Tokyo rubber futures surged to a 15-month high on Tuesday, with some contracts up the daily price limit of 5.0 yen per kg, as stop-loss buying emerged after the market broke through what traders saw as solid resistance. The December contract on the Tokyo Commodity Exchange (TOCOM) rose as high as 166.2 yen per kg, the priciest for TOCOM's benchmark rubber since March 15, 2004, when prices hit an eight-year high at 166.3 yen.
At the close, December rubber was up 2.7 yen at 165.3.
The September and October contracts ended limit-up, while other months gained 3.7 to 4.7 yen. "Short position holders were squeezed out as the key contract jumped beyond 165 yen, which many had believed was hard to break," a Tokyo broker said.
The market may be corrected lower in the short-term as the latest rally was too rapid, but the benchmark contract was unlikely to retreat below 155 yen given tight rubber supply and high oil prices, he added.

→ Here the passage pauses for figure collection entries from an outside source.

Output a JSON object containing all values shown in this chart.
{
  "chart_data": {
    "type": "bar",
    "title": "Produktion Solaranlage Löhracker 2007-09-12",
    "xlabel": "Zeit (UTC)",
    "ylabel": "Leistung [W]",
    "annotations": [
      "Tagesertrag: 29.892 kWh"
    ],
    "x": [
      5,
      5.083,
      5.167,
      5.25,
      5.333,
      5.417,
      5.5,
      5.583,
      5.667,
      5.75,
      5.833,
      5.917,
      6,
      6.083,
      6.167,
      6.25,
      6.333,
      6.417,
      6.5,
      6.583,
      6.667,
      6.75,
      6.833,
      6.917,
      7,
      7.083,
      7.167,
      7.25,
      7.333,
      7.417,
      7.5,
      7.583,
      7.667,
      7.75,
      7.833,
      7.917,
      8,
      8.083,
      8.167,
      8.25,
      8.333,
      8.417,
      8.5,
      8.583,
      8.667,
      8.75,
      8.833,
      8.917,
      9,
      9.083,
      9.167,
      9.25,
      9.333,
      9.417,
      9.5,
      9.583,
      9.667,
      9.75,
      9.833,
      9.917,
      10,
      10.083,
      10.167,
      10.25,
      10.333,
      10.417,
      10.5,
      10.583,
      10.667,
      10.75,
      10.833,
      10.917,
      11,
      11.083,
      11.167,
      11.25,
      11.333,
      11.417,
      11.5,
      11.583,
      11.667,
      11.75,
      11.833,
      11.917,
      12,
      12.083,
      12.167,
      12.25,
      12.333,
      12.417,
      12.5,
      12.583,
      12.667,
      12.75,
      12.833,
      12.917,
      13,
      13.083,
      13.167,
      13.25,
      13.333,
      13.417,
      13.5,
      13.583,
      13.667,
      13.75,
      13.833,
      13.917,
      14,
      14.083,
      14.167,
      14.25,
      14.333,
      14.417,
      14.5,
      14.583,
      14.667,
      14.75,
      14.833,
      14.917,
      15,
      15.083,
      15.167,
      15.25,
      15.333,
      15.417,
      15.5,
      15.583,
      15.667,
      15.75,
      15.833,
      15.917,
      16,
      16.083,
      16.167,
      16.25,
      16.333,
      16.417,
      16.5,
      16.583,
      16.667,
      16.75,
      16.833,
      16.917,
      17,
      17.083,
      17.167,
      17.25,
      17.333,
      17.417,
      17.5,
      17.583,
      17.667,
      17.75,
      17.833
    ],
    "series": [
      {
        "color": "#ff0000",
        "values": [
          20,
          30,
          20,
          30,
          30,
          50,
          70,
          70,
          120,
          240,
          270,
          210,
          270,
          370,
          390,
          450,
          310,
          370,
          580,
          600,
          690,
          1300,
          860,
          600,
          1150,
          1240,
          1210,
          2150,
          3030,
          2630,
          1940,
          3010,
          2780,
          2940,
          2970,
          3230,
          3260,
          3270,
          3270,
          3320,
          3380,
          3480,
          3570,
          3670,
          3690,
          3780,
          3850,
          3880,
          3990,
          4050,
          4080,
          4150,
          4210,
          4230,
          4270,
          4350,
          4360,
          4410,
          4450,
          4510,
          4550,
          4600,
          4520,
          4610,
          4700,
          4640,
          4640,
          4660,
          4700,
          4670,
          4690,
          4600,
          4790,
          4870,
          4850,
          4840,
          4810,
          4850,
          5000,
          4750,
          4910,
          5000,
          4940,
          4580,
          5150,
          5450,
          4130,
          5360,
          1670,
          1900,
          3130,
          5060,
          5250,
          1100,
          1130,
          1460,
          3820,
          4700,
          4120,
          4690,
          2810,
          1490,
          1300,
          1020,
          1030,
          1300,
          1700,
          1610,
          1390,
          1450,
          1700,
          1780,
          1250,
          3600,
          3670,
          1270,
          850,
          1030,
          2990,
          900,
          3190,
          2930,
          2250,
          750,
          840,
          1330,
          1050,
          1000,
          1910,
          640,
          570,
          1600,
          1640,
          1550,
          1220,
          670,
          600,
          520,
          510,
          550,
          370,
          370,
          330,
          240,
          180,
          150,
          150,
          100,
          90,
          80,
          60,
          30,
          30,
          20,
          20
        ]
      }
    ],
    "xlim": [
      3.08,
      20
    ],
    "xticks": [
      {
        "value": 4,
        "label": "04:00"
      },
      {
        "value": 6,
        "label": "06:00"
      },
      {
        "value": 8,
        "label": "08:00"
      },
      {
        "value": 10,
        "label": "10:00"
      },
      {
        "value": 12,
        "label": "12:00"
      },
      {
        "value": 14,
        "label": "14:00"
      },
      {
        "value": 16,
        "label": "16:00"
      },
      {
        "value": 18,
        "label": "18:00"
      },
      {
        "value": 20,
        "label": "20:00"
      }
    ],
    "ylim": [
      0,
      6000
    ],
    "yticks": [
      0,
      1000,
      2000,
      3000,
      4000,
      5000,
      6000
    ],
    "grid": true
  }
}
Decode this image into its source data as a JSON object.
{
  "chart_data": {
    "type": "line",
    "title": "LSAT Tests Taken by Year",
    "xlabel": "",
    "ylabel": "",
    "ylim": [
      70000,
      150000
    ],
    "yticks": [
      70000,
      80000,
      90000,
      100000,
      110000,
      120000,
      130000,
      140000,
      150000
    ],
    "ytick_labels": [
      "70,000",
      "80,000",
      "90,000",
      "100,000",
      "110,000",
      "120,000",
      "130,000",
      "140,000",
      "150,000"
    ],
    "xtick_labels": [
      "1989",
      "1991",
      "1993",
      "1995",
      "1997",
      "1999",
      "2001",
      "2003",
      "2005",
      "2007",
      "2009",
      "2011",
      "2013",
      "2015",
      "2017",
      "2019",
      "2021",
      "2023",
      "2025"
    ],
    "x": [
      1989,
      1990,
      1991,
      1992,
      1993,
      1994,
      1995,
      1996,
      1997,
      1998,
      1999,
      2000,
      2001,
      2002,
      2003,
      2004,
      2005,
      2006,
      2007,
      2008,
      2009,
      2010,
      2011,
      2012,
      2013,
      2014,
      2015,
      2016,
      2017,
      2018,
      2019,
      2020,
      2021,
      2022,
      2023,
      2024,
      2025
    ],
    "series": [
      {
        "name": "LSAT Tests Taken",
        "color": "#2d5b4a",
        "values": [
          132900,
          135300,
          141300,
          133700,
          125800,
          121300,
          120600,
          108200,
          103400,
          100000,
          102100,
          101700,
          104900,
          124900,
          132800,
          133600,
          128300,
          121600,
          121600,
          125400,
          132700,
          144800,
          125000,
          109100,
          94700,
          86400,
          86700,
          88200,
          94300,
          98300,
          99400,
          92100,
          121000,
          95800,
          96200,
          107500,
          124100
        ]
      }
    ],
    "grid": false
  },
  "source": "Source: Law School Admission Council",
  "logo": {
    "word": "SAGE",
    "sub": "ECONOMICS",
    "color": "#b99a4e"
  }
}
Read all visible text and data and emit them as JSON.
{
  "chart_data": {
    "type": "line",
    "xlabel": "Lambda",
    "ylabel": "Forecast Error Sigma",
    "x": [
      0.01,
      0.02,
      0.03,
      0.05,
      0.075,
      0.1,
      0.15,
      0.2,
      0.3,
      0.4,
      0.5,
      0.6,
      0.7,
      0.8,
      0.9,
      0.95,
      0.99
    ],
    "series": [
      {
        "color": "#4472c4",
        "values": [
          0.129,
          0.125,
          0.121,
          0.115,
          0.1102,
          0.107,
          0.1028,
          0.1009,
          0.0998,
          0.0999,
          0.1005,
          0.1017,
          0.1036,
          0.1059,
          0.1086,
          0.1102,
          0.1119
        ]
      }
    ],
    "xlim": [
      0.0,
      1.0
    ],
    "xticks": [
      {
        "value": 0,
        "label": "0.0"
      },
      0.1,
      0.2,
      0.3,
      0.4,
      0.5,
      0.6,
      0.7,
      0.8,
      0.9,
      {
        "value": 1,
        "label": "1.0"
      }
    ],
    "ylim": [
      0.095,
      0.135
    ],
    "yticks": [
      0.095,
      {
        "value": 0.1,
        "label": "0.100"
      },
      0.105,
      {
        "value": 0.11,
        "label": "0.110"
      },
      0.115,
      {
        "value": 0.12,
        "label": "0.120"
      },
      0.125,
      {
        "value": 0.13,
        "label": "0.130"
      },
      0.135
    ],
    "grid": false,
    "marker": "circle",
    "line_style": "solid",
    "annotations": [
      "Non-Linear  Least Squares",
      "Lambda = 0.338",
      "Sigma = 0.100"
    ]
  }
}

"The rubber market will stay on an upward trend, and it is difficult to predict how far prices will rise," he said. If the benchmark contract breaks last year's high at 166.3 yen, the next target will be 166.9 yen marked in May 1996, then 176.9 yen in March 1996.
The spot July contract rose as high as 182.9 yen on Tuesday, which was the priciest on a continuation basis since February 1995, when it hit 192.1 yen.
The record high for TOCOM's benchmark rubber contract is 388.9 yen set on February 13, 1980, while the historic high for TOCOM's spot rubber is 386.8 yen marked on the same date.
TOCOM rubber has been soaring due to a shortage in physical supply from Thailand, the top exporter of natural rubber, and record-low warehouse stocks in Japan.
Last week, the Rubber Trade Association of Japan said crude rubber stocks at private Japanese warehouses reached a record low of 10,367 tonnes as of June 20, down 2 percent from June 10 and more than 40 percent from the start of the year.